The head of the Pennsylvania Department of Environmental Protection (DEP) said the agency could possibly hire more inspectors to help implement its proposed four-part plan for reducing methane emissions at oil and gas facilities, but for now the burden for leak detection will be handled by the industry.

In a webinar Wednesday, DEP Secretary John Quigley added that he had been in discussions “with some of the industry’s leading companies” about a performance-based alternative to complying with the state’s proposed methane rules. He also criticized the Marcellus Shale Coalition (MSC) for saying the industry had made progress on reducing methane, despite supportive data from a DEP report.

On Tuesday, Gov. Tom Wolf announced a four-part plan to address methane emissions from the oil and gas industry (see Shale Daily, Jan. 19). The first two parts of the plan call for the DEP to develop a new general permit for new unconventional natural gas well pads, and to revise its current general permit for new compressor stations and processing facilities.

Meanwhile, the third part of the plan calls for the DEP to develop a rule covering methane leaks from existing oil and gas facilities, and for that rule to be taken under consideration by the state Environmental Quality Board.

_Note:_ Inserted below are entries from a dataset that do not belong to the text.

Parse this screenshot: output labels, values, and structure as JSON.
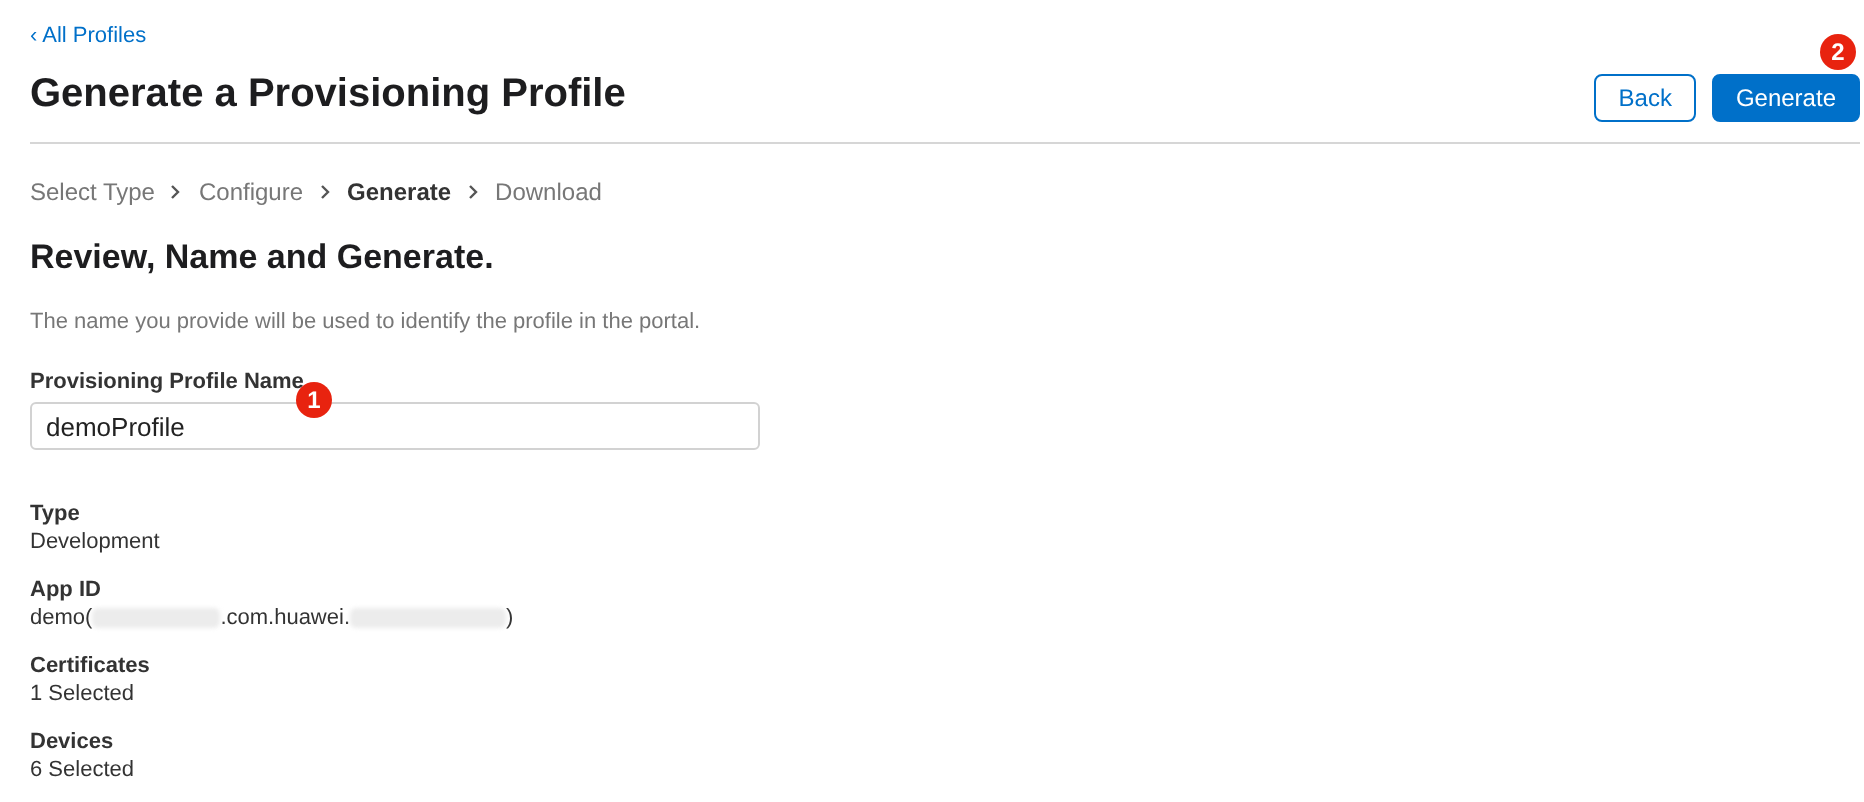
{
  "back_link": "‹ All Profiles",
  "title": "Generate a Provisioning Profile",
  "buttons": [
    {
      "label": "Back",
      "kind": "secondary"
    },
    {
      "label": "Generate",
      "kind": "primary",
      "badge": "2"
    }
  ],
  "steps": [
    {
      "label": "Select Type",
      "selected": false
    },
    {
      "label": "Configure",
      "selected": false
    },
    {
      "label": "Generate",
      "selected": true
    },
    {
      "label": "Download",
      "selected": false
    }
  ],
  "heading": "Review, Name and Generate.",
  "description": "The name you provide will be used to identify the profile in the portal.",
  "name_field": {
    "label": "Provisioning Profile Name",
    "value": "demoProfile",
    "badge": "1"
  },
  "details": [
    {
      "label": "Type",
      "parts": [
        {
          "kind": "text",
          "text": "Development"
        }
      ]
    },
    {
      "label": "App ID",
      "parts": [
        {
          "kind": "text",
          "text": "demo("
        },
        {
          "kind": "redacted"
        },
        {
          "kind": "text",
          "text": ".com.huawei."
        },
        {
          "kind": "redacted"
        },
        {
          "kind": "text",
          "text": ")"
        }
      ]
    },
    {
      "label": "Certificates",
      "parts": [
        {
          "kind": "text",
          "text": "1 Selected"
        }
      ]
    },
    {
      "label": "Devices",
      "parts": [
        {
          "kind": "text",
          "text": "6 Selected"
        }
      ]
    }
  ]
}
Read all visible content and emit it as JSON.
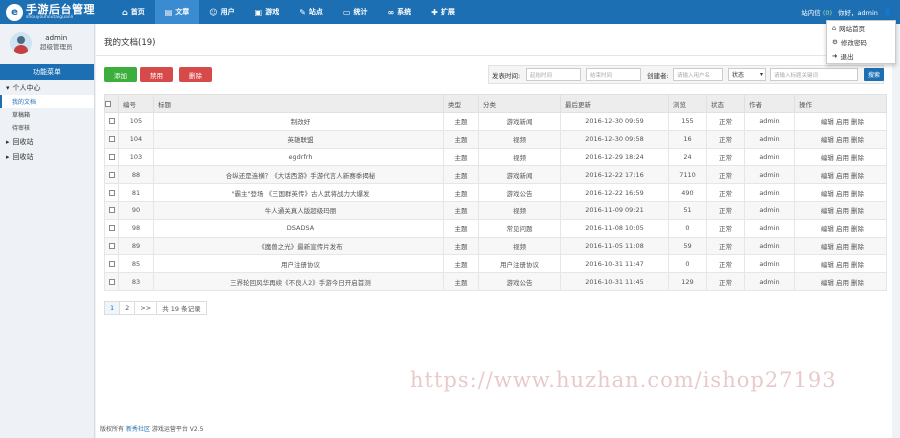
{
  "app": {
    "logo_mark": "e",
    "title": "手游后台管理",
    "subtitle": "shouyouhoutaiguanli"
  },
  "nav": [
    {
      "icon": "home-icon",
      "glyph": "⌂",
      "label": "首页"
    },
    {
      "icon": "chart-icon",
      "glyph": "▤",
      "label": "文章",
      "active": true
    },
    {
      "icon": "user-icon",
      "glyph": "☺",
      "label": "用户"
    },
    {
      "icon": "game-icon",
      "glyph": "▣",
      "label": "游戏"
    },
    {
      "icon": "site-icon",
      "glyph": "✎",
      "label": "站点"
    },
    {
      "icon": "monitor-icon",
      "glyph": "▭",
      "label": "统计"
    },
    {
      "icon": "link-icon",
      "glyph": "∞",
      "label": "系统"
    },
    {
      "icon": "puzzle-icon",
      "glyph": "✚",
      "label": "扩展"
    }
  ],
  "topright": {
    "lang": "站内信",
    "lang_count": "(0)",
    "greeting": "你好，",
    "user": "admin"
  },
  "dropdown": [
    {
      "icon": "home-icon",
      "glyph": "⌂",
      "label": "网站首页"
    },
    {
      "icon": "gear-icon",
      "glyph": "⚙",
      "label": "修改密码"
    },
    {
      "icon": "logout-icon",
      "glyph": "➜",
      "label": "退出"
    }
  ],
  "sidebar": {
    "user_name": "admin",
    "user_role": "超级管理员",
    "menu_header": "功能菜单",
    "groups": [
      {
        "label": "个人中心",
        "glyph": "▾"
      },
      {
        "label": "回收站",
        "glyph": "▸"
      },
      {
        "label": "回收站",
        "glyph": "▸"
      }
    ],
    "sub_items": [
      "我的文档",
      "草稿箱",
      "待审核"
    ]
  },
  "main": {
    "title": "我的文档(19)",
    "buttons": {
      "add": "添加",
      "disable": "禁用",
      "delete": "删除"
    },
    "filter": {
      "time_label": "发表时间:",
      "start_placeholder": "起始时间",
      "end_placeholder": "结束时间",
      "author_label": "创建者:",
      "author_placeholder": "请输入用户名",
      "status_select": "状态",
      "keyword_placeholder": "请输入标题关键词",
      "search_label": "搜索"
    },
    "columns": [
      "编号",
      "标题",
      "类型",
      "分类",
      "最后更新",
      "浏览",
      "状态",
      "作者",
      "操作"
    ],
    "rows": [
      {
        "id": "105",
        "title": "制改好",
        "type": "主题",
        "category": "游戏新闻",
        "updated": "2016-12-30 09:59",
        "views": "155",
        "status": "正常",
        "author": "admin",
        "ops": "编辑 启用 删除"
      },
      {
        "id": "104",
        "title": "英雄联盟",
        "type": "主题",
        "category": "视频",
        "updated": "2016-12-30 09:58",
        "views": "16",
        "status": "正常",
        "author": "admin",
        "ops": "编辑 启用 删除"
      },
      {
        "id": "103",
        "title": "egdrfrh",
        "type": "主题",
        "category": "视频",
        "updated": "2016-12-29 18:24",
        "views": "24",
        "status": "正常",
        "author": "admin",
        "ops": "编辑 启用 删除"
      },
      {
        "id": "88",
        "title": "合纵还是连横？《大话西游》手游代言人新赛季揭秘",
        "type": "主题",
        "category": "游戏新闻",
        "updated": "2016-12-22 17:16",
        "views": "7110",
        "status": "正常",
        "author": "admin",
        "ops": "编辑 启用 删除"
      },
      {
        "id": "81",
        "title": "\"霸主\"登场 《三国群英传》古人武将战力大爆发",
        "type": "主题",
        "category": "游戏公告",
        "updated": "2016-12-22 16:59",
        "views": "490",
        "status": "正常",
        "author": "admin",
        "ops": "编辑 启用 删除"
      },
      {
        "id": "90",
        "title": "牛人通关真人版超级玛丽",
        "type": "主题",
        "category": "视频",
        "updated": "2016-11-09 09:21",
        "views": "51",
        "status": "正常",
        "author": "admin",
        "ops": "编辑 启用 删除"
      },
      {
        "id": "98",
        "title": "DSADSA",
        "type": "主题",
        "category": "常见问题",
        "updated": "2016-11-08 10:05",
        "views": "0",
        "status": "正常",
        "author": "admin",
        "ops": "编辑 启用 删除"
      },
      {
        "id": "89",
        "title": "《魔兽之光》最新宣传片发布",
        "type": "主题",
        "category": "视频",
        "updated": "2016-11-05 11:08",
        "views": "59",
        "status": "正常",
        "author": "admin",
        "ops": "编辑 启用 删除"
      },
      {
        "id": "85",
        "title": "用户注册协议",
        "type": "主题",
        "category": "用户注册协议",
        "updated": "2016-10-31 11:47",
        "views": "0",
        "status": "正常",
        "author": "admin",
        "ops": "编辑 启用 删除"
      },
      {
        "id": "83",
        "title": "三界轮回风华再续《不良人2》手游今日开启首测",
        "type": "主题",
        "category": "游戏公告",
        "updated": "2016-10-31 11:45",
        "views": "129",
        "status": "正常",
        "author": "admin",
        "ops": "编辑 启用 删除"
      }
    ],
    "pager": [
      "1",
      "2",
      ">>",
      "共 19 条记录"
    ]
  },
  "footer": {
    "prefix": "版权所有",
    "link": "新秀社区",
    "suffix": "游戏运营平台 V2.5"
  },
  "watermark": "https://www.huzhan.com/ishop27193"
}
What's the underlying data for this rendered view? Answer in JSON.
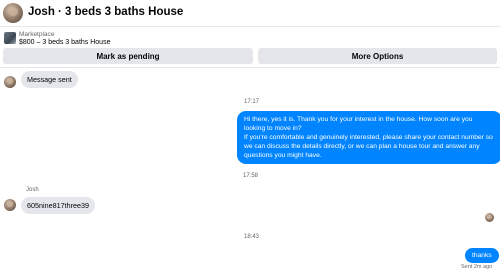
{
  "header": {
    "title": "Josh · 3 beds 3 baths House"
  },
  "listing": {
    "label": "Marketplace",
    "title": "$800 – 3 beds 3 baths House"
  },
  "actions": {
    "pending_label": "Mark as pending",
    "more_label": "More Options"
  },
  "messages": {
    "msg1": "Message sent",
    "ts1": "17:17",
    "msg2": "Hi there, yes it is. Thank you for your interest in the house. How soon are you looking to move in?\nIf you're comfortable and genuinely interested, please share your contact number so we can discuss the details directly, or we can plan a house tour and answer any questions you might have.",
    "ts2": "17:58",
    "sender": "Josh",
    "msg3": "605nine817three39",
    "ts3": "18:43",
    "msg4": "thanks",
    "status": "Sent 2m ago"
  },
  "colors": {
    "accent": "#0084ff",
    "bubble_gray": "#e4e6eb"
  }
}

The fourth part of the plan calls for the DEP to establish best management practices, including leak detection and repair programs, in order to reduce methane emissions along production, gathering, transmission and distribution lines.

The proposed rules would apply to unconventional wells, not conventional ones, Quigley said.

“We must have effective and cost-effective controls on methane and VOC [volatile organic compound] emissions,” Quigley said. “This is an immense industry. The cost of these new controls will initially be minimal, given the size of the industry. Many of these measures will pay for themselves almost immediately, but all of them will pay for themselves, perhaps many times over, over time.”

Last August, the U.S. Environmental Protection Agency (EPA) proposed rules designed to cut methane emissions by as much as 400,000 short tons by 2025 (see Shale Daily, Aug. 18, 2015). But last week the EPA announced it was extending a public comment period associated with the proposed rules until March 11.

When asked why the DEP was taking action before the EPA rules are finalized, Quigley said the DEP thought the rules “could be improved upon,” adding that Pennsylvania has “an obligation” to go beyond what the EPA has proposed “if we think it makes sense.”

“It’s very clear that the nation’s number two natural gas producing state must take focused action to minimize methane emissions,” Quigley said. He later added that “our experience has shown that without requirements, the industry won’t take comprehensive action to address the methane problem.”

Quigley said that while it was still very early in the process, it was possible that the DEP — an agency that state officials from several administrations have said is understaffed — could hire additional inspectors (see Shale Daily, March 13, 2015). But in the meantime, the proposed methane rules are going to require that operators perform “more work, more frequent inspections and more frequent leak detection protocols. We’re putting the burden of detecting these leaks on the industry [while we] evaluate what additional staffing might be needed.”

In a nod to Southwestern Energy Co., Quigley said the company’s leak detection and repair (LDAR) program shows it is “leading internationally and putting their money where their mouths are. They have deployed the kinds of technologies and practices and equipment that we will require of the industry in this new initiative.” He also lauded Chevron Corp., Royal Dutch Shell plc and Consol Energy Inc., all certified members of the Center for Sustainable Shale Development (CSSD), for “taking strong action to reduce methane emissions.”

“Frankly, if leading companies can sharply reduce methane and VOC emissions, so can the rest of them,” Quigley said. “This is about raising the bar, ensuring responsible development of Pennsylvania’s rich natural gas reserves.”

Quigley added that he has been in talks with members of the Our Nation’s Energy (ONE) Future Coalition, which is trying to develop a performance-based approach to managing methane emissions. The coalition, based in Washington, DC, wants to achieve an average rate of methane emissions across the entire natural gas value chain of 1% or less.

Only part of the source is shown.